De son vivant, Gabriel Tortella s'était imposé auprès de nombreux horlogers comme un conseiller précieux. Parmi eux, quelques-uns étaient des amis proches. D'Arnaud Carrez, directeur de Cartier suisse, à Philippe-Léopold Metzger, CEO de Piaget, Stanislas de Quercize, président et CEO de Van Cleef Arpels, à l'horloger François-Paul Journe et bien d'autres, tous lui rendent hommage.

«Gabriel Tortella connaissait le milieu horloger de l'extérieur de par sa fonction éditoriale, mais aussi de l'intérieur, dit Jean-Claude Biver, CEO de Hublot. Ses analyses et ses conseils prenaient donc d'autant plus de valeur. Il m'a également toujours soutenu dans mes entreprises et son aide n'était jamais vaine.»

Fin gourmet, cuisinier, Gabriel Tortella savait régaler ses hôtes mais donnait aussi en dehors des plaisirs de la table. «Il était d'une rare générosité, se souvient Jean-Frédéric Dufour, à la tête de Zenith. Il disposait également d'une grande sensibilité et d'une impressionnante intuition, lui qui était capable de dire si un modèle allait marcher ou non. Sa disparition laisse un grand vide.»
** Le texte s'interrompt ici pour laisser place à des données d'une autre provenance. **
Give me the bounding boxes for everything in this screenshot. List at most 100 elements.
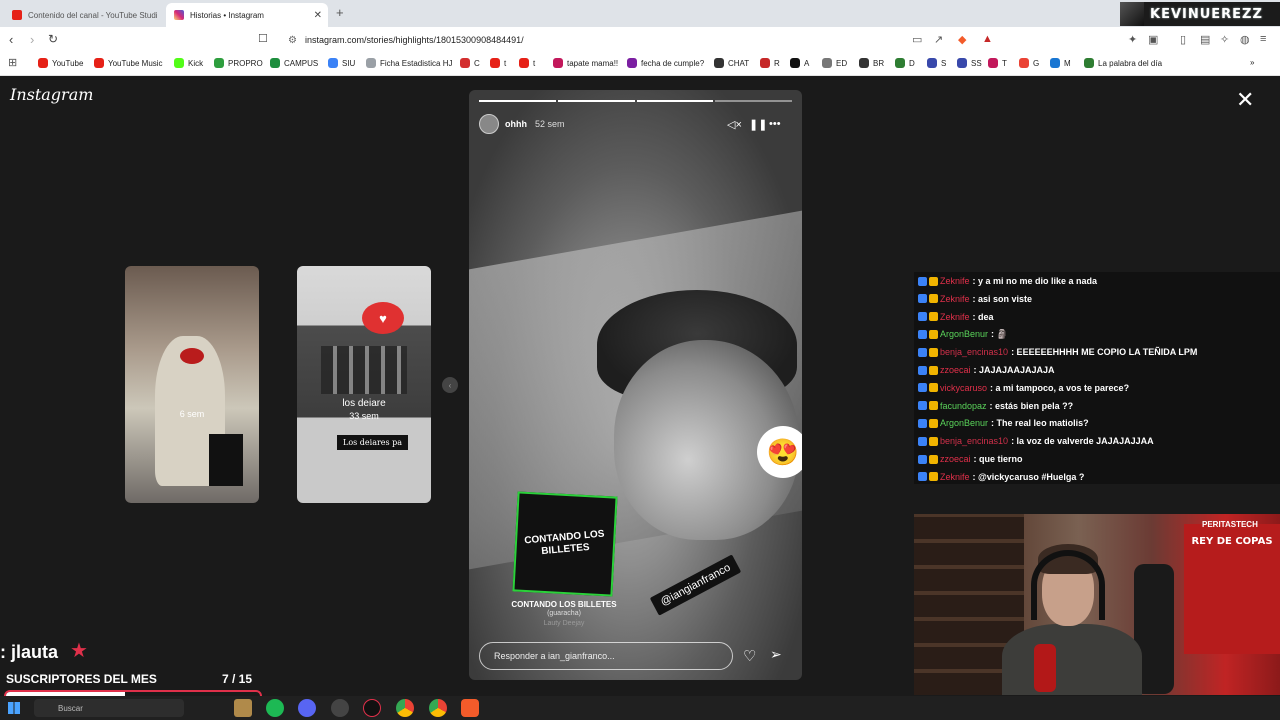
- new-tab-button[interactable]: +: [336, 5, 344, 20]
- chat-username[interactable]: Zeknife: [940, 312, 970, 322]
- bookmark-favicon-icon: [490, 58, 500, 68]
- bookmark-item[interactable]: t: [519, 58, 535, 68]
- chat-username[interactable]: zzoecai: [940, 365, 971, 375]
- preview-title: los deiare: [342, 398, 386, 409]
- bookmark-item[interactable]: T: [988, 58, 1007, 68]
- chrome-profile-icon[interactable]: [429, 699, 447, 717]
- omnibox[interactable]: ⚙ instagram.com/stories/highlights/18015…: [280, 30, 1000, 50]
- chat-username[interactable]: Zeknife: [940, 276, 970, 286]
- vpn-icon[interactable]: ▤: [1200, 33, 1210, 46]
- obs-icon[interactable]: [331, 699, 349, 717]
- bookmark-item[interactable]: C: [460, 58, 480, 68]
- tab-youtube-studio[interactable]: Contenido del canal - YouTube Studi: [4, 3, 164, 27]
- sub-badge-icon: [929, 472, 938, 482]
- bookmark-favicon-icon: [553, 58, 563, 68]
- bookmark-item[interactable]: SIU: [328, 58, 355, 68]
- bookmark-item[interactable]: S: [927, 58, 946, 68]
- send-icon[interactable]: ➢: [770, 646, 782, 663]
- spotify-icon[interactable]: [266, 699, 284, 717]
- file-explorer-icon[interactable]: [234, 699, 252, 717]
- forward-icon[interactable]: ›: [30, 32, 34, 47]
- bookmark-item[interactable]: PROPRO: [214, 58, 263, 68]
- chat-message: vickycaruso: a mi tampoco, a vos te pare…: [918, 379, 1129, 397]
- chat-username[interactable]: facundopaz: [940, 401, 987, 411]
- chat-username[interactable]: benja_encinas10: [940, 347, 1008, 357]
- brave-icon[interactable]: [461, 699, 479, 717]
- story-preview-1[interactable]: 6 sem: [125, 266, 259, 503]
- discord-icon[interactable]: [298, 699, 316, 717]
- windows-start-icon[interactable]: [8, 702, 20, 714]
- chat-username[interactable]: Zeknife: [940, 294, 970, 304]
- bookmark-item[interactable]: fecha de cumple?: [627, 58, 704, 68]
- more-bookmarks-icon[interactable]: »: [1250, 58, 1254, 67]
- apps-icon[interactable]: ⊞: [8, 56, 17, 69]
- taskbar-search[interactable]: Buscar: [34, 699, 184, 717]
- bookmark-item[interactable]: t: [490, 58, 506, 68]
- chat-username[interactable]: vickycaruso: [940, 383, 987, 393]
- bookmark-item[interactable]: CAMPUS: [270, 58, 318, 68]
- site-info-icon[interactable]: ⚙: [288, 35, 297, 46]
- sub-badge-icon: [929, 294, 938, 304]
- bookmark-item[interactable]: BR: [859, 58, 884, 68]
- more-options-icon[interactable]: •••: [769, 118, 781, 130]
- previous-story-button[interactable]: ‹: [442, 377, 458, 393]
- brave-shield-icon[interactable]: ◆: [958, 33, 966, 46]
- chat-text: : JAJAJAAJAJAJA: [973, 365, 1055, 375]
- brand-tag: PERITASTECH: [1202, 520, 1258, 529]
- share-icon[interactable]: ↗: [934, 33, 943, 46]
- shield-icon[interactable]: ◍: [1240, 33, 1250, 46]
- bookmark-item[interactable]: A: [790, 58, 809, 68]
- close-story-button[interactable]: ✕: [1236, 89, 1254, 111]
- subs-title: SUSCRIPTORES DEL MES: [6, 672, 157, 686]
- bookmark-icon[interactable]: ☐: [258, 32, 268, 45]
- cast-icon[interactable]: ▭: [912, 33, 922, 46]
- tab-instagram[interactable]: Historias • Instagram ✕: [166, 3, 328, 27]
- story-username[interactable]: ohhh: [505, 119, 527, 129]
- bookmark-item[interactable]: G: [1019, 58, 1039, 68]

Egalement amateur de pièces anciennes, il possédait une véritable science des enchères. «Nous tous, experts et commissaires-priseurs en horlogerie, nous devons à Gabriel Tortella d'avoir été le formidable relais d'opinion de cette passion qui nous anime pour les montres quelles qu'elles soient», dit Geoffroy Ader, directeur européen du Département montres de Sotheby's.

Créatif et entreprenant, il a travaillé pour son magazine jusqu'à son dernier souffle.